Like Yann Martel himself, Henry is a Canadian author whose second book - which features wild animals - has become both a critical success and a wildly popular bestseller. He then struggles for five years with his next book, which is about the ways that the Holocaust is represented in literature. He thinks he has found a fresh approach to tell the story, but his publisher, editor and agent unanimously reject it. Henry and his wife move away and he takes a break from writing. He starts working in a café, takes up the clarinet and joins an amateur theatrical group. One day he receives a package containing a short story by Flaubert (in which many animals are killed) together with an extract from a original play featuring a discussion between two characters: Beatrice and Virgil. An accompanying note reads: "I need your help". This prompts him to track down the author, an elderly taxidermist (also named Henry) who lives in the same city. Taxidermist Henry has been working on his play for 40 years, but isn't satisfied with it. At this point the plot slows down, and the play becomes the focus of the story.
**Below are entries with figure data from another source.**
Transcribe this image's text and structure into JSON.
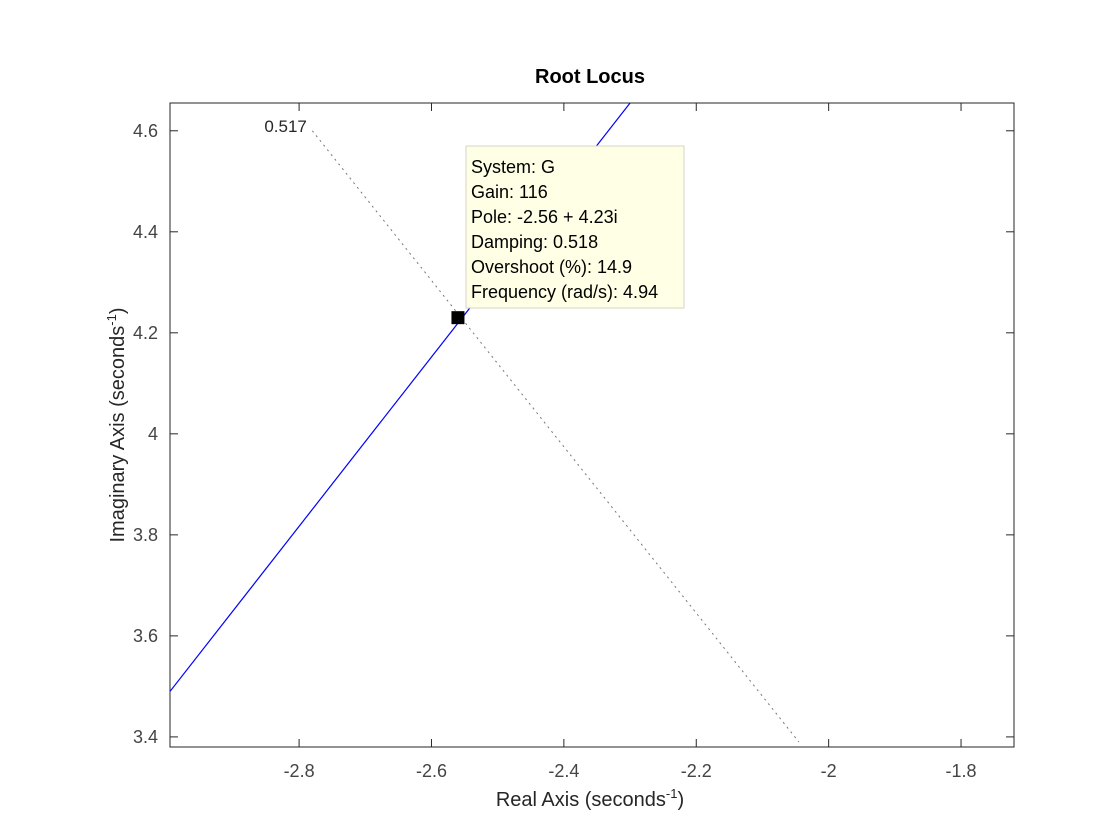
{
  "chart_data": {
    "type": "line",
    "title": "Root Locus",
    "xlabel": {
      "main": "Real Axis (seconds",
      "sup": "-1",
      "tail": ")"
    },
    "ylabel": {
      "main": "Imaginary Axis (seconds",
      "sup": "-1",
      "tail": ")"
    },
    "xlim": [
      -2.995,
      -1.72
    ],
    "ylim": [
      3.38,
      4.655
    ],
    "xticks": [
      {
        "v": -2.8,
        "label": "-2.8"
      },
      {
        "v": -2.6,
        "label": "-2.6"
      },
      {
        "v": -2.4,
        "label": "-2.4"
      },
      {
        "v": -2.2,
        "label": "-2.2"
      },
      {
        "v": -2.0,
        "label": "-2"
      },
      {
        "v": -1.8,
        "label": "-1.8"
      }
    ],
    "yticks": [
      {
        "v": 3.4,
        "label": "3.4"
      },
      {
        "v": 3.6,
        "label": "3.6"
      },
      {
        "v": 3.8,
        "label": "3.8"
      },
      {
        "v": 4.0,
        "label": "4"
      },
      {
        "v": 4.2,
        "label": "4.2"
      },
      {
        "v": 4.4,
        "label": "4.4"
      },
      {
        "v": 4.6,
        "label": "4.6"
      }
    ],
    "grid": false,
    "series": [
      {
        "name": "G",
        "color": "#0000ff",
        "x": [
          -2.995,
          -2.3
        ],
        "y": [
          3.49,
          4.655
        ]
      }
    ],
    "damping_line": {
      "label": "0.517",
      "color": "#777777",
      "x": [
        -2.78,
        -2.045
      ],
      "y": [
        4.6,
        3.39
      ]
    },
    "marker": {
      "x": -2.56,
      "y": 4.23,
      "color": "#000000"
    },
    "datatip": {
      "lines": [
        "System: G",
        "Gain: 116",
        "Pole: -2.56 + 4.23i",
        "Damping: 0.518",
        "Overshoot (%): 14.9",
        "Frequency (rad/s): 4.94"
      ],
      "background": "#ffffe6"
    }
  }
}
So Beatrice and Virgil is a strange combination of what seems to be a highly autobiographical memoir with a not-very-compelling mystery, that centres on a play about a donkey and a howler monkey living on a striped shirt - which is itself a fairly laboured and obvious metaphor for something else. And that's the biggest issue for me. When I started reading the book I felt that it was stimulating, riddled with clues and associations, that it was operating on so many levels. But as I read on, I increasingly felt that I was being bludgeoned with the same heavy-handed metaphors over and over. I don't want to give away too much about the ending - which comes abruptly - other than to say that I found it both heart-breaking and blatantly manipulative.
This is a hard book to rate because it's difficult for me to separate my emotional response from my intellectual one. My emotional response is that I didn't like it - I loved the beginning, but hated it by the end - and yet, I still think it has impact and merit. It's interesting and ironic for me that a book which is about an author who wants to write a new and meaningful take on the Holocaust but fails, ultimately becomes a failed attempt to write the very same thing.
Having said that, many parts of the book are beautifully written and are a pleasure to read. Martel has a gorgeous turn of phrase - for example, there's a lovely description early on about the German language and how it differs from the English language.
Beatrice and Virgil would be a perfect book for bookclubs because it's a quick read, it has so many layers and almost everyone is likely to have a strong response - whether positive or negative - to it. There's plenty I'm sure that I didn't "get" - including why the two central characters share the same name.